For this situation the Consumer Contracts (Information & Cancellation) Regulations 2014 provides helpful clarity. If the trader offered a particular courier/delivery service (as is generally the case in ecommerce contracts) and this was not organised by you, then it is the trader who has responsibility for the goods until they are physically in your possession.

However, if you organised your own courier/delivery service, or nominated someone else to receive the goods (e.g. a neighbour), then the trader’s responsibility ends the moment the goods are passed over to this third-party.

Once you’ve figured out who is responsible then lodge your complaint (either with the trader or the third-party). If you encounter further problems then you can complain to the UK ECC (for cross-border) and we can either help or point you in the right direction.

For more information check out the following:

5. ‘Talk to the manufacturer. It’s not our problem’

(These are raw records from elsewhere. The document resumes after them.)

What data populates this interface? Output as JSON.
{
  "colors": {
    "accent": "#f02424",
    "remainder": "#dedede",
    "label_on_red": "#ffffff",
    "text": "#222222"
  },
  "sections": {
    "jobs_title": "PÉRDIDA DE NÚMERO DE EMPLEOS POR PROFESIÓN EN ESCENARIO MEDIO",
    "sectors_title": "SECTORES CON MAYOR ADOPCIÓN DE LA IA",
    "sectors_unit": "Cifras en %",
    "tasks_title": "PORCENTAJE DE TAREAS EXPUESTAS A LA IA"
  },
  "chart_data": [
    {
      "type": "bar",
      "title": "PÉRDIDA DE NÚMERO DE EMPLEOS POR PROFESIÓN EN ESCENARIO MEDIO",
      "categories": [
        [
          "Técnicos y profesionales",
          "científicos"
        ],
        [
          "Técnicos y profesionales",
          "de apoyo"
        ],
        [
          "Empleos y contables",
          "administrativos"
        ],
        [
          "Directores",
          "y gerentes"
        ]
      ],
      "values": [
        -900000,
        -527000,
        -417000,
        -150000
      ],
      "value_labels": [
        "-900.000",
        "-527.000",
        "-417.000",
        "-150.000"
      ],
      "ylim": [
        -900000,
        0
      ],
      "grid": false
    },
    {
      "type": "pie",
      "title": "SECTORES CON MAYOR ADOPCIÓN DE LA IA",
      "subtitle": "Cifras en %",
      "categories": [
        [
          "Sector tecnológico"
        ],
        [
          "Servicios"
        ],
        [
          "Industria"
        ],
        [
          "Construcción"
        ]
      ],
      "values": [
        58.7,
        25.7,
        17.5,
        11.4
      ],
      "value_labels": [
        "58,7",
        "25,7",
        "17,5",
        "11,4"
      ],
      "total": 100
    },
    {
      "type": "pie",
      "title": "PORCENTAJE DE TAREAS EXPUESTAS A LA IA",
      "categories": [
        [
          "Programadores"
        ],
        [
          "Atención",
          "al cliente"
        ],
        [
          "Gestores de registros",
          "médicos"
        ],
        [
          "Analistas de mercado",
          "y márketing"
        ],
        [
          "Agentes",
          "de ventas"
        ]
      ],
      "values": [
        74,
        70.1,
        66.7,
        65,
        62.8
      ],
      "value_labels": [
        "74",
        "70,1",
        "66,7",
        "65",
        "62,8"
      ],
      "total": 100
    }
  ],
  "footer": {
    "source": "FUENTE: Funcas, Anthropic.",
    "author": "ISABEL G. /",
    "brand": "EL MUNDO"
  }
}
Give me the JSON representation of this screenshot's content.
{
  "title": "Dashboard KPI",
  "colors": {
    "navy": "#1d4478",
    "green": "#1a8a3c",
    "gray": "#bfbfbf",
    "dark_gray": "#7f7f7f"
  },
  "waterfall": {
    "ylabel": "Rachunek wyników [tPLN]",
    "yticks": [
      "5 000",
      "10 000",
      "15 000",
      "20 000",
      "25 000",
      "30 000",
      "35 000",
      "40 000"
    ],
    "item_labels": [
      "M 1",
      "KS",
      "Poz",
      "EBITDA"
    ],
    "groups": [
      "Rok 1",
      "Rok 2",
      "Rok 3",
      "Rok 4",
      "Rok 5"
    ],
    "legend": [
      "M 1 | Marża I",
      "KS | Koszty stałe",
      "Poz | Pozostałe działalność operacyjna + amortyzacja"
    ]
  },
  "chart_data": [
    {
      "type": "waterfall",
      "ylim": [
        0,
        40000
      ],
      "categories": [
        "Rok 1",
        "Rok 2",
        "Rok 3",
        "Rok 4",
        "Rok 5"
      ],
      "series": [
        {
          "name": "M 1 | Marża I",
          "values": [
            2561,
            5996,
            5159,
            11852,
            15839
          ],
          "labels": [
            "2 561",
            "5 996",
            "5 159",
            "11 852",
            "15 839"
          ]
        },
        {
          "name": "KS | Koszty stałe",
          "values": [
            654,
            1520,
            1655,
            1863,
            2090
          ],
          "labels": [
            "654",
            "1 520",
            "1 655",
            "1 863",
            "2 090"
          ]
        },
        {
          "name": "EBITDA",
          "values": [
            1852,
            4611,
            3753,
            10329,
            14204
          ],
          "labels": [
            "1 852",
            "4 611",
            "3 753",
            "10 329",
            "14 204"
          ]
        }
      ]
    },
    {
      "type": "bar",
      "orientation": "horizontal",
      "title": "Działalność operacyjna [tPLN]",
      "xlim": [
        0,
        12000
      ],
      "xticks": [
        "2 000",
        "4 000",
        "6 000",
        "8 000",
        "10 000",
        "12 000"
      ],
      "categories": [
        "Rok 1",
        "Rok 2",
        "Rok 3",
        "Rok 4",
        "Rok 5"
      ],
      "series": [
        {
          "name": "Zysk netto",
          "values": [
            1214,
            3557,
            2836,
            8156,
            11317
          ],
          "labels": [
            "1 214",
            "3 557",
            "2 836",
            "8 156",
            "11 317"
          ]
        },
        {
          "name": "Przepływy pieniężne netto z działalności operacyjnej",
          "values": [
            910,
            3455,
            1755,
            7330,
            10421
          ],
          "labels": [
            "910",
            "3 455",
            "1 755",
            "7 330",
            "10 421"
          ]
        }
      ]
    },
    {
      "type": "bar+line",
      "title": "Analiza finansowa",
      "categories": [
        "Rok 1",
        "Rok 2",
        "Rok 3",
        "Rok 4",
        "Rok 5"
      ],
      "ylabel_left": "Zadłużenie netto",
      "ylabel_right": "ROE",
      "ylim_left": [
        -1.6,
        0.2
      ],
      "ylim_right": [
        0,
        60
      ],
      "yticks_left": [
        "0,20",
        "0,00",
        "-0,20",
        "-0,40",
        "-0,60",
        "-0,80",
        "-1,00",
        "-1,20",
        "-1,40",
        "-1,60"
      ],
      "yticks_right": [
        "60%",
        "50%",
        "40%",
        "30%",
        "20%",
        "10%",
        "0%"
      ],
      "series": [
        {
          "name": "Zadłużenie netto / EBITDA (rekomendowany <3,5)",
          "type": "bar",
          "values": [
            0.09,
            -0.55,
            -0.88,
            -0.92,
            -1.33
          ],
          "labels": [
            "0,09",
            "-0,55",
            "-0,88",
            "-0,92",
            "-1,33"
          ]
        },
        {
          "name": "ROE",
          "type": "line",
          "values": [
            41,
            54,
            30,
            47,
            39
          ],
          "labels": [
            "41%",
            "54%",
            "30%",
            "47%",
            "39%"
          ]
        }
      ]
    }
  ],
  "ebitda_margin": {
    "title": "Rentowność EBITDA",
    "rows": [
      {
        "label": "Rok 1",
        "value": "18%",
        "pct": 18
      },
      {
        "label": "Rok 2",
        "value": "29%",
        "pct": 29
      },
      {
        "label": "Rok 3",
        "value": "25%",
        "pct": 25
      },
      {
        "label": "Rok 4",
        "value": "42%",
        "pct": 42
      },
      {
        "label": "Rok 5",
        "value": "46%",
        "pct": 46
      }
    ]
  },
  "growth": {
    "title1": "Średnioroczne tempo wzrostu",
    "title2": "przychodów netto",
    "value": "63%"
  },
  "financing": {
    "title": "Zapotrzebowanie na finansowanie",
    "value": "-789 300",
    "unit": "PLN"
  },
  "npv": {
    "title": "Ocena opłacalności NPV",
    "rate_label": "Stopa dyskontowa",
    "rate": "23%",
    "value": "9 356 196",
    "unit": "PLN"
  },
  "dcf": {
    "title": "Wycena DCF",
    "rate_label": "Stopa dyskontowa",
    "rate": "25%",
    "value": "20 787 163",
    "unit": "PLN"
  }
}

Under the UK’s Consumer Rights Act, a consumer’s rights are with the trader, not the manufacturer. This attempt by the retailer to tell consumers to talk to the manufacturer is the trader’s attempt at avoiding their responsibility. The law says that consumers can expect goods to be of satisfactory quality, free from defects and durable (i.e. fit for purpose for a reasonable time).

It is under the Consumer Sales Directive that, if goods do not conform to contract, you may be entitled to a repair or replacement and in some circumstances a full or partial refund. For the first six months after purchase, it will be for the retailer to prove that the goods did conform to contract (were not inherently faulty). After the first six months, the consumer must prove the goods were faulty.

You bought the goods from the trader, not the manufacturer, so the trader is nearly always liable for any breaches of contract.